US judge rules Apple can't block in-app purchasing

In a mixed verdict in the Epic-Apple case, the judge also ruled that Apple is not a monopolist: "Success is not illegal."
Written by Stephanie Condon, Senior Writer

In a mixed verdict in the high-profile court battle between Epic Games and Apple, a federal judge on Friday ruled that Apple can't block third-party developers from adding in-app purchasing mechanisms to iOS apps. At the same time, the judge ruled that Apple has not violated state or federal antitrust laws. 

"Success is not illegal," US District Judge Yvonne Gonzales Rogers wrote.

While the judge ruled that Apple is not an antitrust monopolist, she did find that Apple is engaging in anticompetitive conduct under California's competition laws. Consequently, she issued the injunction blocking Apple's App Store rules. In addition to addressing in-app purchases, the injunction says Apple can't stop developers from communicating with customers via contact information that customers voluntarily submit when they set up an account within an app. The permanent injunction goes into effect in 90 days.

"The Court concludes that Apple's anti-steering provisions hide critical information from consumers and illegally stifle consumer choice," Gonzales Rogers wrote. "When coupled with Apple's incipient antitrust violations, these anti-steering provisions are anticompetitive and a nationwide remedy to eliminate those provisions is warranted."

Epic Games filed the lawsuit against Apple after the tech giant kicked Epic's game Fortnite off the App Store. Epic was booted from the App Store after it implemented a direct payment system for in-game currency in Fortnite, bypassing the 30% fee that Apple charged developers. Epic attempted to lure users to use the new payment system by offering discounts of up to 20% on virtual purchases. Epic charged that Apple's actions violated antitrust laws.

The Apple-Epic case began in May, in the US District Court in the Northern District of California. Apple CEO Tim Cook testified in court for the first time during the trial, and a series of other Apple executives also took the stand.  

Gonzales Rogers ruled that Apple is entitled damages from Epic Games for breach of contract. Epic will have to pay damages in an amount equal to 30% of the more than $12 million in revenue Epic Games collected from users in the Fortnite app on iOS via Epic Direct Payment between August and October 2020. Additionally, it has to pay 30% of any such revenue Epic Games collected from November 2020 through the date of judgment. 

Apple was justified in terminating its Developer Program License Agreement with Epic Games, the judge said.

Before concluding that Apple is not a monopolist, the judge said she disagreed with both parties' definition of the relevant market. 

"Ultimately, after evaluating the trial evidence, the Court finds that the relevant market here is digital mobile gaming transactions, not gaming generally and not Apple's own internal operating systems related to the App Store," she wrote. "The mobile gaming market itself is a $100 billion industry.

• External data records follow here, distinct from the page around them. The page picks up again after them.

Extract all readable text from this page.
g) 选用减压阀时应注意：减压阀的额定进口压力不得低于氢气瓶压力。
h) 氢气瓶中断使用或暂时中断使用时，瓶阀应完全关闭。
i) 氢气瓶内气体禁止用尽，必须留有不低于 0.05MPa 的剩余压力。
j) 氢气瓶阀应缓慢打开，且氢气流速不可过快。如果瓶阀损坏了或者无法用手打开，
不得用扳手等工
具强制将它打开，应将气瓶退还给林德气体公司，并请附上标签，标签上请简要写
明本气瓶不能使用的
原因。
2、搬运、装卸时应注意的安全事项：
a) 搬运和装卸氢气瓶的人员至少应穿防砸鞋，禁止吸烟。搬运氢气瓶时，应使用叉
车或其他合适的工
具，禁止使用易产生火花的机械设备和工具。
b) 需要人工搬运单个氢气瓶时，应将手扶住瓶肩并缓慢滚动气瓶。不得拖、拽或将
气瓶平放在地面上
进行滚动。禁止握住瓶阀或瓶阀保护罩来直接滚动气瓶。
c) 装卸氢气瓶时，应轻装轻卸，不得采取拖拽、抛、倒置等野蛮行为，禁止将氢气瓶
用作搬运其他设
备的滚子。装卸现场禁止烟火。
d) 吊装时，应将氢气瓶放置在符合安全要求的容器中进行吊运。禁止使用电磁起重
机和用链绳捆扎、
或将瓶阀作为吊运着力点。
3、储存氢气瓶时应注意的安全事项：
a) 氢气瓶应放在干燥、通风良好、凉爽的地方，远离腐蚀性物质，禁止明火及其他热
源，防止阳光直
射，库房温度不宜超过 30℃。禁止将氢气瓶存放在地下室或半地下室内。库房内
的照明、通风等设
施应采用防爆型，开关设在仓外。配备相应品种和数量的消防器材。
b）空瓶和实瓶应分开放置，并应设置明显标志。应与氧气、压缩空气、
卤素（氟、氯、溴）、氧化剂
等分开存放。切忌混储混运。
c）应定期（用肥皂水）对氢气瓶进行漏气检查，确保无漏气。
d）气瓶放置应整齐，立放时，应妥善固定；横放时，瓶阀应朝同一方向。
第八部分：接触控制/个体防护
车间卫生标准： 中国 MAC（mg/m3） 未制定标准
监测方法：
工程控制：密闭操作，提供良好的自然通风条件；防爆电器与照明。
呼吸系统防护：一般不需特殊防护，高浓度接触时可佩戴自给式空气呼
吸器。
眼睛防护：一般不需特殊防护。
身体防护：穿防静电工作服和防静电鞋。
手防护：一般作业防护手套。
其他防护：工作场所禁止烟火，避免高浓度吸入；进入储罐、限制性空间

The size of this market explains Epic Games' motive in bringing this action. Having penetrated all other video game markets, the mobile gaming market was Epic Games' next target and it views Apple as an impediment."

In response to the ruling, Apple issued a statement saying, "Today the Court has affirmed what we've known all along: the App Store is not in violation of antitrust law. As the Court recognized 'success is not illegal.' Apple faces rigorous competition in every segment in which we do business, and we believe customers and developers choose us because our products and services are the best in the world. We remain committed to ensuring the App Store is a safe and trusted marketplace that supports a thriving developer community and more than 2.1 million U.S. jobs, and where the rules apply equally to everyone."